Mentre sto andando a trovare Paolo, in ospedale da più di tre settimane, mi
telefona Riccardo e mi chiede se può venire anche lui.
Trovo Paolo abbastanza debilitato. La situazione è seria. Diverse
operazioni in breve tempo e non pare di intravedere miglioramenti.
Ci stiamo accomiatando dalla moglie Sara, quando scorgo Paolo che guarda
profondamente il figlioletto che, con infinita delicatezza, sta giocando con la
sua mano. Una scena commovente. Se non disturbassi farei una foto.
Usciamo. Intanto Riccardo mi dice che ha dato appuntamento a qualcuno
proprio davanti all’ospedale. Una cosa da sbrigare nel giro di qualche minuto.
Infatti, dopo un po’ arriva l’auto attesa.
Vado verso la macchina al parcheggio sapendo che si tratta di breve tempo.
Poi vedo che il tempo passa e decido di uscire dalla macchina e fare due passi.
Forse faccio qualche foto ma non trovo niente d’interessante. Soltanto la
corteccia di una betulla mi attira perché vi leggo il gioco del tempo.
Rimpiango di non aver fissato il momento delicatissimo di Paolo con il
figlioletto.
Passa altro tempo. Attendo. Sbircio nella macchina dove Riccardo
chiacchiera con l’amico e vedo che si sta interessando a un navigatore. Insomma
l’attesa imprevista sta diventando pesante e, più che mancanza di tatto, mi
sembra che Riccardo non si renda conto che avrebbe almeno dovuto dirmelo che
sarebbe stato più di un attimo ma quasi un’ora. Poi, non so da quale angolo
della mente, mi viene l’idea di trasformare quella piccola contrarietà in un
fiore per Paolo e scatta dentro di me l’idea che l’attesa si è combinata
soltanto perché io fossi più sensibile alla situazione di Paolo, bloccato in
ospedale quasi un mese. Al posteggio arriva una macchina che ad alto volume
lascia sentire una vecchia canzone “You never know” (non si sa mai).
Sì, non si sa mai perché succedono certe cose! In quel momento vedo Sara.
La saluto da lontano.

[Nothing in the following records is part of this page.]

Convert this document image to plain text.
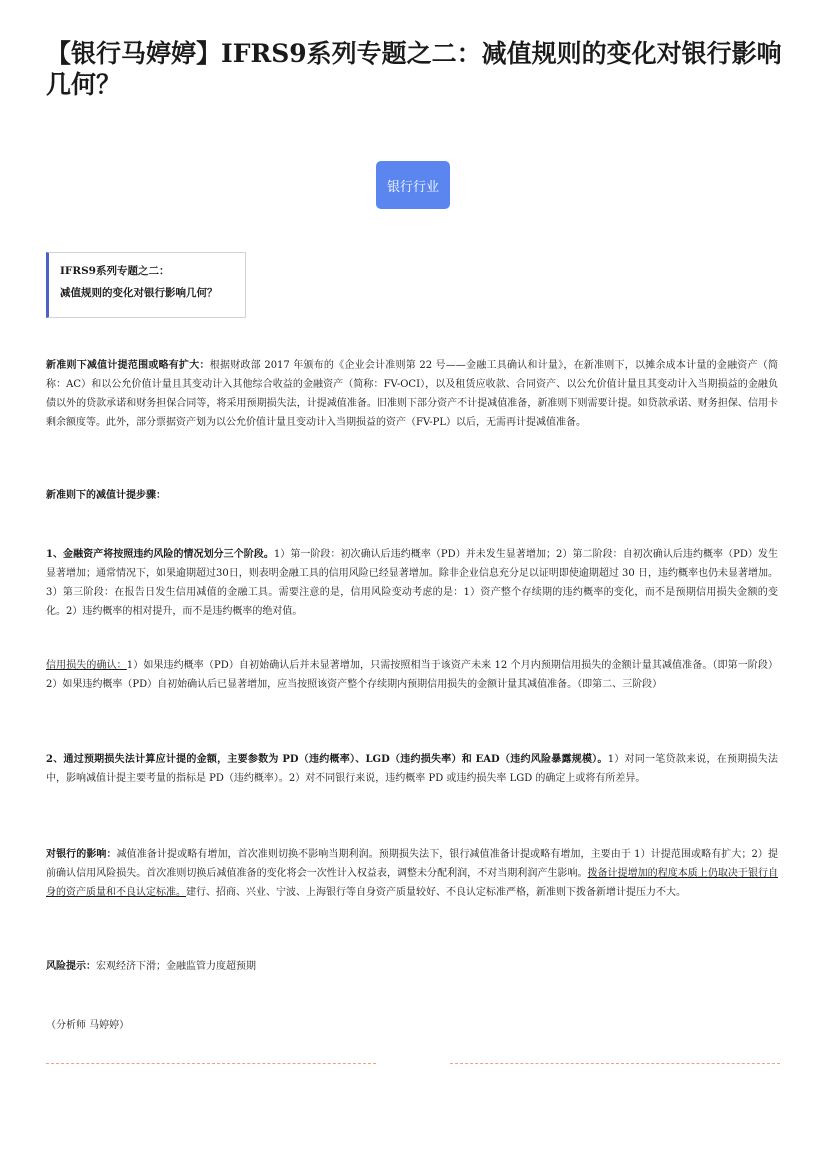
【银行马婷婷】IFRS9系列专题之二：减值规则的变化对银行影响几何？
银行行业

IFRS9系列专题之二：

减值规则的变化对银行影响几何？

新准则下减值计提范围或略有扩大：根据财政部 2017 年颁布的《企业会计准则第 22 号——金融工具确认和计量》，在新准则下，以摊余成本计量的金融资产（简称：AC）和以公允价值计量且其变动计入其他综合收益的金融资产（简称：FV-OCI），以及租赁应收款、合同资产、以公允价值计量且其变动计入当期损益的金融负债以外的贷款承诺和财务担保合同等，将采用预期损失法，计提减值准备。旧准则下部分资产不计提减值准备，新准则下则需要计提。如贷款承诺、财务担保、信用卡剩余额度等。此外，部分票据资产划为以公允价值计量且变动计入当期损益的资产（FV-PL）以后，无需再计提减值准备。

新准则下的减值计提步骤：

1、金融资产将按照违约风险的情况划分三个阶段。1）第一阶段：初次确认后违约概率（PD）并未发生显著增加；2）第二阶段：自初次确认后违约概率（PD）发生显著增加；通常情况下，如果逾期超过30日，则表明金融工具的信用风险已经显著增加。除非企业信息充分足以证明即使逾期超过 30 日，违约概率也仍未显著增加。3）第三阶段：在报告日发生信用减值的金融工具。需要注意的是，信用风险变动考虑的是：1）资产整个存续期的违约概率的变化，而不是预期信用损失金额的变化。2）违约概率的相对提升，而不是违约概率的绝对值。

信用损失的确认：1）如果违约概率（PD）自初始确认后并未显著增加，只需按照相当于该资产未来 12 个月内预期信用损失的金额计量其减值准备。（即第一阶段）2）如果违约概率（PD）自初始确认后已显著增加，应当按照该资产整个存续期内预期信用损失的金额计量其减值准备。（即第二、三阶段）

2、通过预期损失法计算应计提的金额，主要参数为 PD（违约概率）、LGD（违约损失率）和 EAD（违约风险暴露规模）。1）对同一笔贷款来说，在预期损失法中，影响减值计提主要考量的指标是 PD（违约概率）。2）对不同银行来说，违约概率 PD 或违约损失率 LGD 的确定上或将有所差异。

对银行的影响：减值准备计提或略有增加，首次准则切换不影响当期利润。预期损失法下，银行减值准备计提或略有增加，主要由于 1）计提范围或略有扩大；2）提前确认信用风险损失。首次准则切换后减值准备的变化将会一次性计入权益表，调整未分配利润，不对当期利润产生影响。拨备计提增加的程度本质上仍取决于银行自身的资产质量和不良认定标准。建行、招商、兴业、宁波、上海银行等自身资产质量较好、不良认定标准严格，新准则下拨备新增计提压力不大。

风险提示：宏观经济下滑；金融监管力度超预期

（分析师 马婷婷）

Mi fa capire che vuole parlarmi. Affida il figlioletto a
un parente che l’aveva accompagnata. Appena sicura di non essere vista dal
bambino scoppia a piangere. Quando riesce a parlare, mi confida che il medico
le ha detto che la situazione ormai sta precipitando irreversibilmente. Non
sanno come arrestare l’infezione e Paolo è troppo debole. Praticamente il
medico aveva confermato un timore che girava nell’aria da qualche giorno.
Capisco che il “Regista invisibile” ha organizzato l’attesa perché io
potessi incontrare Sara.
Affido Paolo al Regista e affido anche me, con l’accresciuta voglia di
seguire le sue indicazioni per il bene di Paolo.
Riccardo mi raggiunge dopo qualche tempo e mi chiede scusa perché si era
del tutto dimenticato che lo stavo aspettando. Gli dico che la mia impazienza è
ora gratitudine perché ho potuto incontrare Sara. Gli dico che si sta
consumando l’ultimo filo a cui è appesa la vita di Paolo. Mentre parlo, mi
convinco che devo mettere tutto l’impegno a credere che il filo non si
spezzerà. Per Paolo posso soltanto accrescere la mia fede. Nulla è impossibile
a Dio!
L’indomani mi telefona Sara per dirmi, pur con le dovute riserve, che i
medici avevano notato che non c’era stato peggioramento. C’è da attendere delle
ore, ma le cose forse stanno cambiando.
I giorni seguenti Paolo è fuori pericolo ed io ho la sensazione di aver
sbirciato nella misteriosa fucina del “Regista” e di aver rubato qualche
scintilla del fuoco che produce miracoli: la solidarietà che ci trasforma.
Ancora una volta la vita mi insegna che il vero miracolo che possa accadere è
credere all’amore di Dio e ad attivarlo verso i fratelli. Talvolta è eroico ma…
non si sa mai!
3 commenti:
Caro Tanino ,
la tua esperienza mi commuove
Cercherò anche io di sfruttare
le attese,tante, senza impazienza
che mi è molto congeniale!
grazie come sempre spero di rivederti prima di partire mena
eroismo della pazienza (per un impaziente come me)... è così!
mau mos
Non ho mai creduto ai miracoli perchè sarebbero una forzatura su delle leggi della natura in sé perfette.
La tua narrazione fa intuire un cambiamento non secondo le leggi.
Intervento divino?
Forza della natura?
Energia che si sveglia?
Nin so cosa dire, comunque la storia è toccante.